You’ve been there too. Maybe waiting for a job offer, or the
right color on a pregnancy test, or an adoption to finalize, or divorce papers
to be served or a diagnosis to be confirmed. It is in these waiting times that
we reduce life to daily increments. Taking one day at a time. Asking for God’s
mercies to be fresh again each morning and thanking Him each night for giving sufficient
strength for the day.
There was a man in the Old Testament named Jehoiachin who was
king of Judah for a short stint. Then he was captured and held in a Babylonian prison
almost 37 years. But in II Kings 25:27, he was released from prison and given a
prominent seat. He changed from his prison garments and ate regularly with the
king of Babylon. Verse 30 says he had ‘a portion for each day, all the days of
his life.’
Jehoiachin was not a godly man so not one of my big role
models. And the king who freed him gets no admiration either. But that verse
grabbed my heart. What a wonderful change of perspective he must have had
coming from a diet of prison rations to a portion at the king’s table every
day.

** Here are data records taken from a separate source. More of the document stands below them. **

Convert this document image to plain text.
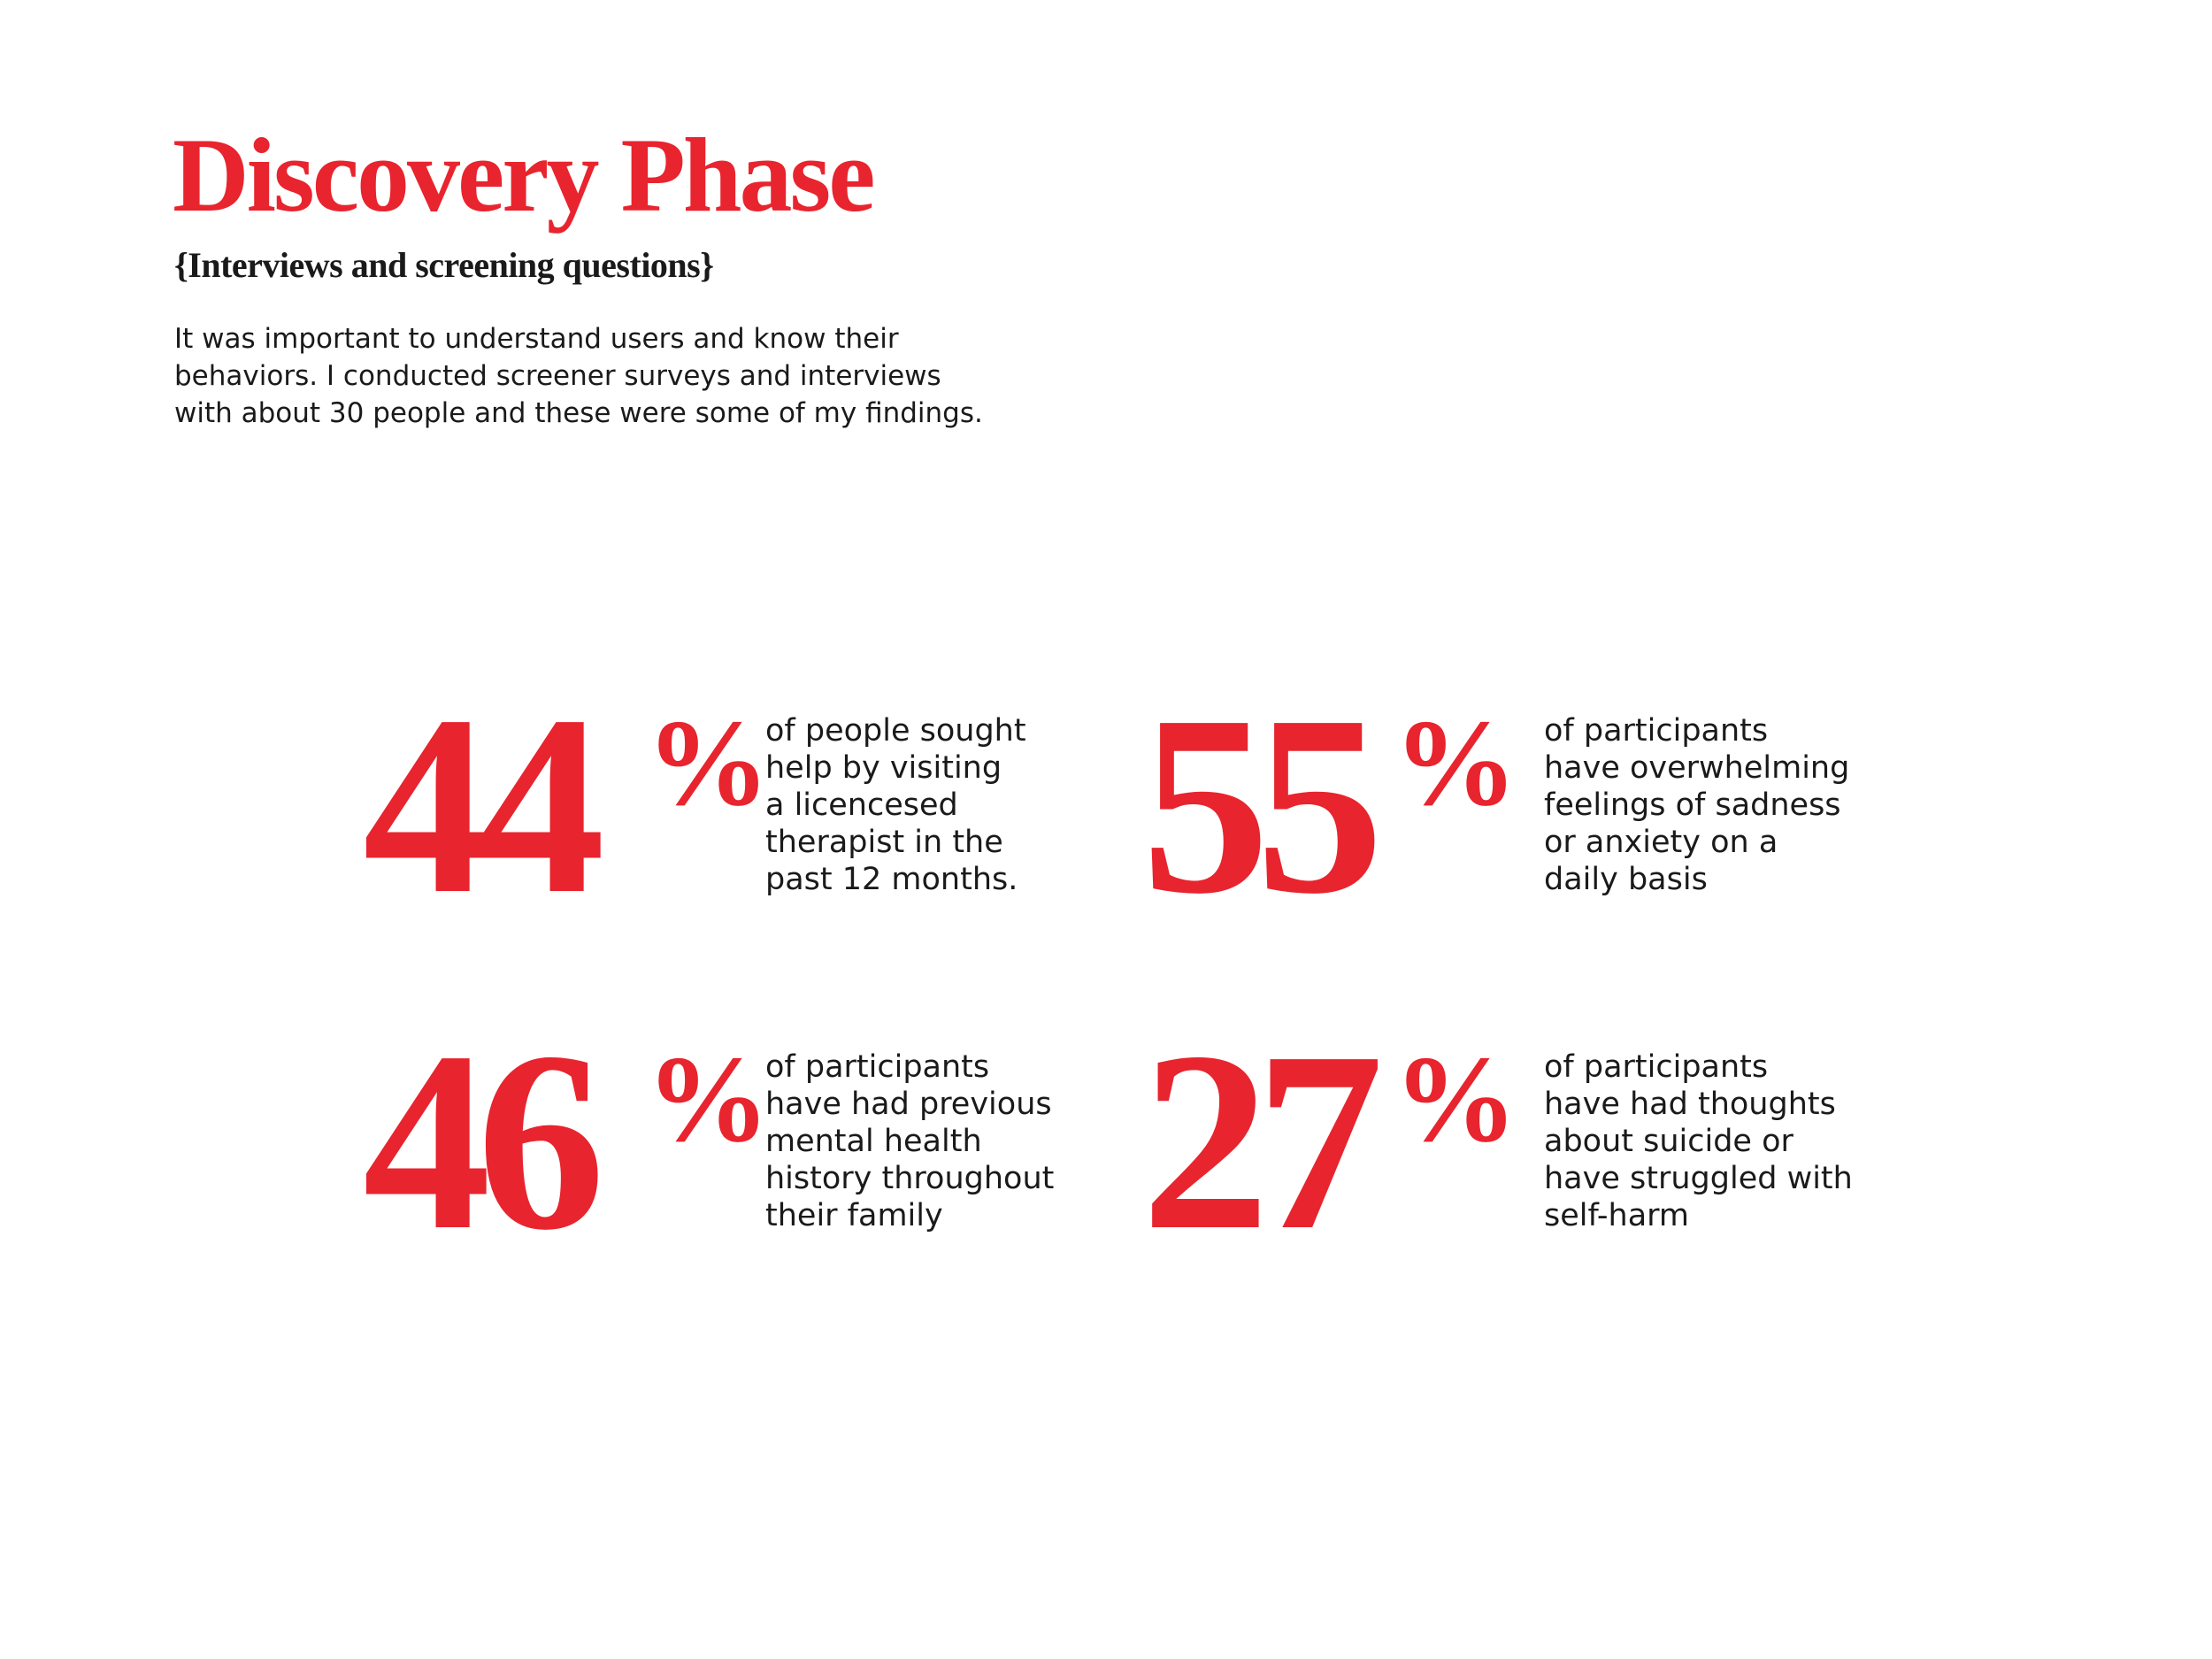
Discovery Phase
{Interviews and screening questions}

It was important to understand users and know their
behaviors. I conducted screener surveys and interviews
with about 30 people and these were some of my findings.

44 %

of people sought
help by visiting
a licencesed
therapist in the
past 12 months. 55 % of participants
have overwhelming
feelings of sadness
or anxiety on a
daily basis

46 %

of participants
have had previous
mental health
history throughout
their family 27 % of participants
have had thoughts
about suicide or
have struggled with
self-harm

Not just a one-time ‘got out of jail’ celebration, but every day for
the rest of his life.
I was also once in prison, a slave to sin, living on a slim
per diem allowance. And then a King freed me. He sets a place for me at His
table every day. It has portions of grace served to my need for that day. I
don’t have to worry whether I should save some for tomorrow. I know tomorrow
there will be plenty again. This assurance is there when I think I’m in control
and when I know I’m in limbo. So I’m trying to not get caught up in the
planning. But to trust the daily portion He has planned for me. It’s just
there. My daily portion. For the rest of my life.